Historically, Eurovision excluded Russia from competing in 2022 due to the “grave situation in Ukraine”. But the crisis in Gaza appears to be treated differently.
Disregard the reality that Israel was alleged to have used irregular participation methods last year in what seems to have been an effort to inject politics into Eurovision. Ignore the report that a three-year-old girl was allegedly fatally struck in Gaza just days ago. Pay no mind to the evidence that settler violence and coerced removal in the West Bank have increased dramatically. Forget the fact that foreign reporters are still denied freely reporting in Gaza. All of this, apparently, should be allowed to get in the way of Eurovision’s cherished spirit of unity.

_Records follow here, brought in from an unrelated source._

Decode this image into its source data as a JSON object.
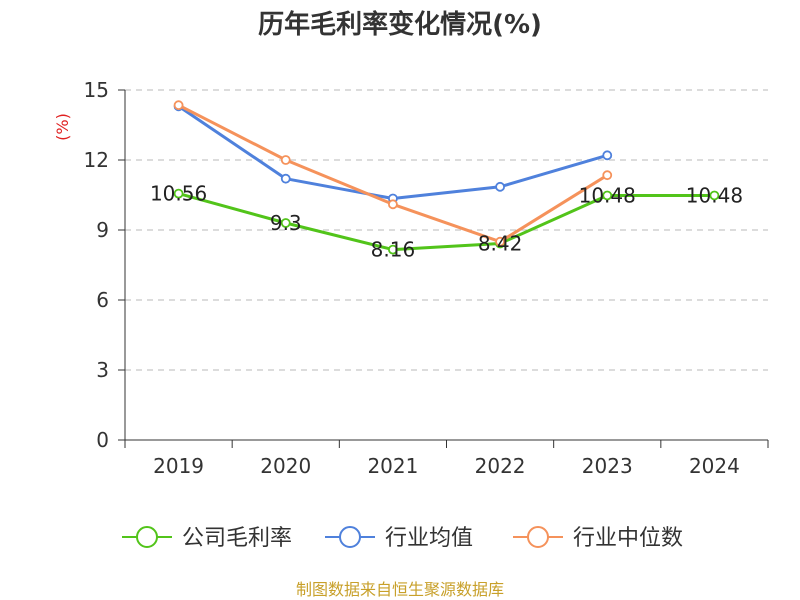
{
  "chart_data": {
    "type": "line",
    "title": "历年毛利率变化情况(%)",
    "ylabel": "(%)",
    "xlabel": "",
    "categories": [
      "2019",
      "2020",
      "2021",
      "2022",
      "2023",
      "2024"
    ],
    "ylim": [
      0,
      15
    ],
    "yticks": [
      0,
      3,
      6,
      9,
      12,
      15
    ],
    "grid": "horizontal-dashed",
    "legend_position": "bottom",
    "series": [
      {
        "name": "公司毛利率",
        "color": "#52c41a",
        "values": [
          10.56,
          9.3,
          8.16,
          8.42,
          10.48,
          10.48
        ],
        "data_labels": [
          "10.56",
          "9.3",
          "8.16",
          "8.42",
          "10.48",
          "10.48"
        ]
      },
      {
        "name": "行业均值",
        "color": "#4f81dc",
        "values": [
          14.3,
          11.2,
          10.35,
          10.85,
          12.2,
          null
        ]
      },
      {
        "name": "行业中位数",
        "color": "#f5925b",
        "values": [
          14.35,
          12.0,
          10.1,
          8.5,
          11.35,
          null
        ]
      }
    ]
  },
  "footer": {
    "source_text": "制图数据来自恒生聚源数据库"
  },
  "colors": {
    "ylabel": "#e02020",
    "footer": "#c8a02a",
    "grid": "#c8c8c8",
    "axis": "#333333"
  }
}
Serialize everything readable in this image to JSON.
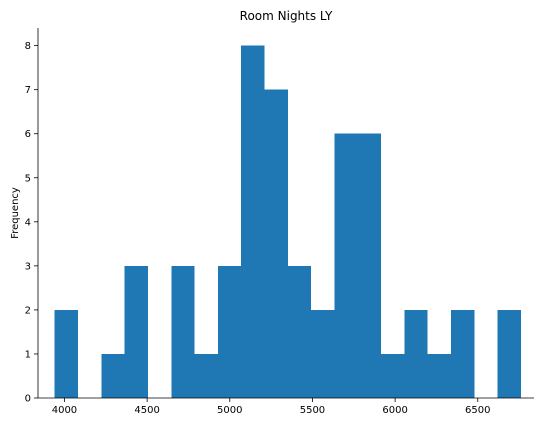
{
  "chart_data": {
    "type": "bar",
    "title": "Room Nights LY",
    "xlabel": "",
    "ylabel": "Frequency",
    "bar_color": "#1f77b4",
    "bin_edges": [
      3941,
      4082,
      4223,
      4364,
      4505,
      4646,
      4787,
      4928,
      5069,
      5210,
      5351,
      5492,
      5633,
      5774,
      5915,
      6056,
      6197,
      6338,
      6479,
      6620,
      6761
    ],
    "values": [
      2,
      0,
      1,
      3,
      0,
      3,
      1,
      3,
      8,
      7,
      3,
      2,
      6,
      6,
      1,
      2,
      1,
      2,
      0,
      2
    ],
    "xlim": [
      3840,
      6840
    ],
    "ylim": [
      0,
      8.4
    ],
    "x_ticks": [
      4000,
      4500,
      5000,
      5500,
      6000,
      6500
    ],
    "y_ticks": [
      0,
      1,
      2,
      3,
      4,
      5,
      6,
      7,
      8
    ],
    "grid": false
  }
}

The contest turns 70 next year – nearly twice the projected longevity of a person in Gaza at present. The event will proceed, but it will find it impossible to reclaim the whimsical pleasure it once represented. A contest that was originally built on harmony has now become a blatant mechanism to provide a cultural veneer for conflict.
A passionate golfer and journalist with over a decade of experience covering PGA tours and equipment innovations.